VPT: Video portraits transformer for realistic talking face generation
View abstract on PubMed
Summary
This summary is machine-generated.This study introduces a new talking face generation method, Video Portraits Transformer (VPT), for realistic videos with identity preservation and natural blinks. The framework improves audiovisual synchronization and facial details for applications like digital assistants.
Area Of Science
- Computer Vision
- Artificial Intelligence
- Machine Learning
Background
- Existing audio-driven talking face generation methods struggle with photo-realism, identity preservation, and natural facial details like blinks.
- Synchronization between audio and video is a key challenge in current talking face synthesis.
Purpose Of The Study
- To propose a novel talking face generation framework, Video Portraits Transformer (VPT), addressing limitations in realism, identity preservation, and blink synchronization.
- To enhance the synthesis of photo-realistic talking face videos with controllable and natural blink movements.
Main Methods
- The proposed Video Portraits Transformer (VPT) framework employs a two-stage process: audio-to-landmark and landmark-to-face.
- The audio-to-landmark stage utilizes a transformer encoder to predict facial landmarks from audio and Eye Aspect Ratio (EAR).
- The landmark-to-face stage uses a video-to-video (vid-to-vid) network for landmark-to-realistic video synthesis, incorporating a spontaneous blink generation module.
Main Results
- The VPT method successfully generates photo-realistic talking face videos with high identity preservation and accurate audiovisual synchronization.

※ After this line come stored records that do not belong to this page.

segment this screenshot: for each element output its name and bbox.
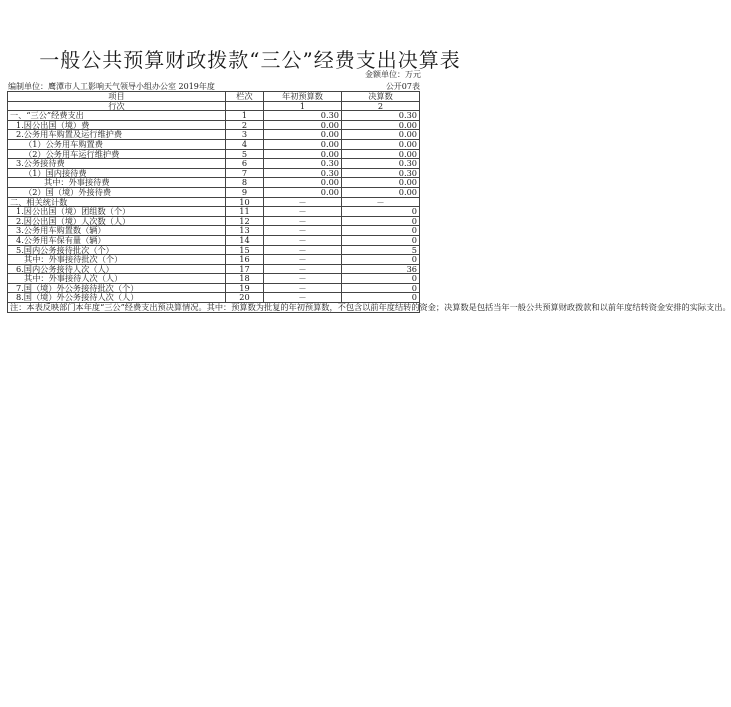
row-budget: － [264, 197, 342, 207]
row-budget: － [264, 293, 342, 303]
row-no: 16 [226, 255, 264, 265]
row-item: 3.公务接待费 [8, 159, 226, 169]
row-budget: 0.00 [264, 187, 342, 197]
expenditure-table [7, 91, 731, 313]
table-row [8, 255, 420, 265]
row-item: 6.国内公务接待人次（人） [8, 264, 226, 274]
table-row [8, 226, 420, 236]
subheader-budget-no: 1 [264, 101, 342, 111]
table-row [8, 274, 420, 284]
table-header-row [8, 92, 420, 102]
row-budget: 0.00 [264, 120, 342, 130]
row-budget: 0.00 [264, 178, 342, 188]
row-item: 2.公务用车购置及运行维护费 [8, 130, 226, 140]
row-budget: 0.00 [264, 149, 342, 159]
table-note-row [8, 303, 420, 313]
row-no: 17 [226, 264, 264, 274]
header-col-no: 栏次 [226, 92, 264, 102]
table-note: 注：本表反映部门本年度“三公”经费支出预决算情况。其中：预算数为批复的年初预算数，不包含以前年度结转的资金；决算数是包括当年一般公共预算财政拨款和以前年度结转资金安排的实际支出。 [8, 303, 420, 313]
row-final: 0 [342, 255, 420, 265]
row-final: 0.00 [342, 130, 420, 140]
row-budget: － [264, 283, 342, 293]
row-final: 0.00 [342, 120, 420, 130]
row-final: 0 [342, 207, 420, 217]
row-no: 4 [226, 139, 264, 149]
row-budget: 0.30 [264, 111, 342, 121]
row-no: 7 [226, 168, 264, 178]
row-item: 其中：外事接待费 [8, 178, 226, 188]
row-final: － [342, 197, 420, 207]
row-no: 2 [226, 120, 264, 130]
row-final: 0 [342, 216, 420, 226]
row-final: 0.30 [342, 111, 420, 121]
row-final: 5 [342, 245, 420, 255]
row-item: 4.公务用车保有量（辆） [8, 235, 226, 245]
row-budget: － [264, 264, 342, 274]
table-row [8, 207, 420, 217]
row-item: 二、相关统计数 [8, 197, 226, 207]
row-no: 5 [226, 149, 264, 159]
row-final: 0 [342, 293, 420, 303]
subheader-row-label: 行次 [8, 101, 226, 111]
row-no: 10 [226, 197, 264, 207]
row-final: 0.00 [342, 178, 420, 188]
row-no: 11 [226, 207, 264, 217]
row-final: 36 [342, 264, 420, 274]
row-budget: － [264, 226, 342, 236]
row-item: 3.公务用车购置数（辆） [8, 226, 226, 236]
row-budget: － [264, 235, 342, 245]
row-item: 8.国（境）外公务接待人次（人） [8, 293, 226, 303]
header-budget: 年初预算数 [264, 92, 342, 102]
row-item: （1）公务用车购置费 [8, 139, 226, 149]
row-budget: － [264, 274, 342, 284]
header-item: 项目 [8, 92, 226, 102]
row-budget: 0.00 [264, 130, 342, 140]
amount-unit-label: 金额单位：万元 [365, 70, 421, 79]
row-no: 13 [226, 226, 264, 236]
row-final: 0.30 [342, 168, 420, 178]
row-budget: － [264, 255, 342, 265]
row-budget: － [264, 207, 342, 217]
row-no: 18 [226, 274, 264, 284]
row-item: 1.因公出国（境）费 [8, 120, 226, 130]
page-title: 一般公共预算财政拨款“三公”经费支出决算表 [39, 48, 461, 72]
row-final: 0.00 [342, 149, 420, 159]
row-no: 20 [226, 293, 264, 303]
row-item: 其中：外事接待批次（个） [8, 255, 226, 265]
table-row [8, 149, 420, 159]
form-number-label: 公开07表 [385, 82, 420, 91]
table-row [8, 139, 420, 149]
row-final: 0 [342, 226, 420, 236]
header-final: 决算数 [342, 92, 420, 102]
row-budget: 0.00 [264, 139, 342, 149]
row-budget: － [264, 216, 342, 226]
row-no: 15 [226, 245, 264, 255]
row-item: （1）国内接待费 [8, 168, 226, 178]
row-item: 一、“三公”经费支出 [8, 111, 226, 121]
row-item: 2.因公出国（境）人次数（人） [8, 216, 226, 226]
table-row [8, 159, 420, 169]
table-row [8, 235, 420, 245]
subheader-final-no: 2 [342, 101, 420, 111]
row-item: （2）国（境）外接待费 [8, 187, 226, 197]
row-final: 0 [342, 283, 420, 293]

- The spontaneous blink generation module effectively mimics real blink duration distribution and frequency, adding naturalness to the generated videos.
- Extensive experiments validate the framework's ability to produce high-quality talking face videos with natural blink movements.
Conclusions
- The Video Portraits Transformer (VPT) framework offers a significant advancement in audio-driven talking face generation, achieving superior realism and identity preservation.
- The integration of controllable blink movements enhances the naturalness and expressiveness of synthesized talking faces.
- This research contributes to more immersive and realistic digital interactions in applications like virtual assistants and video conferencing.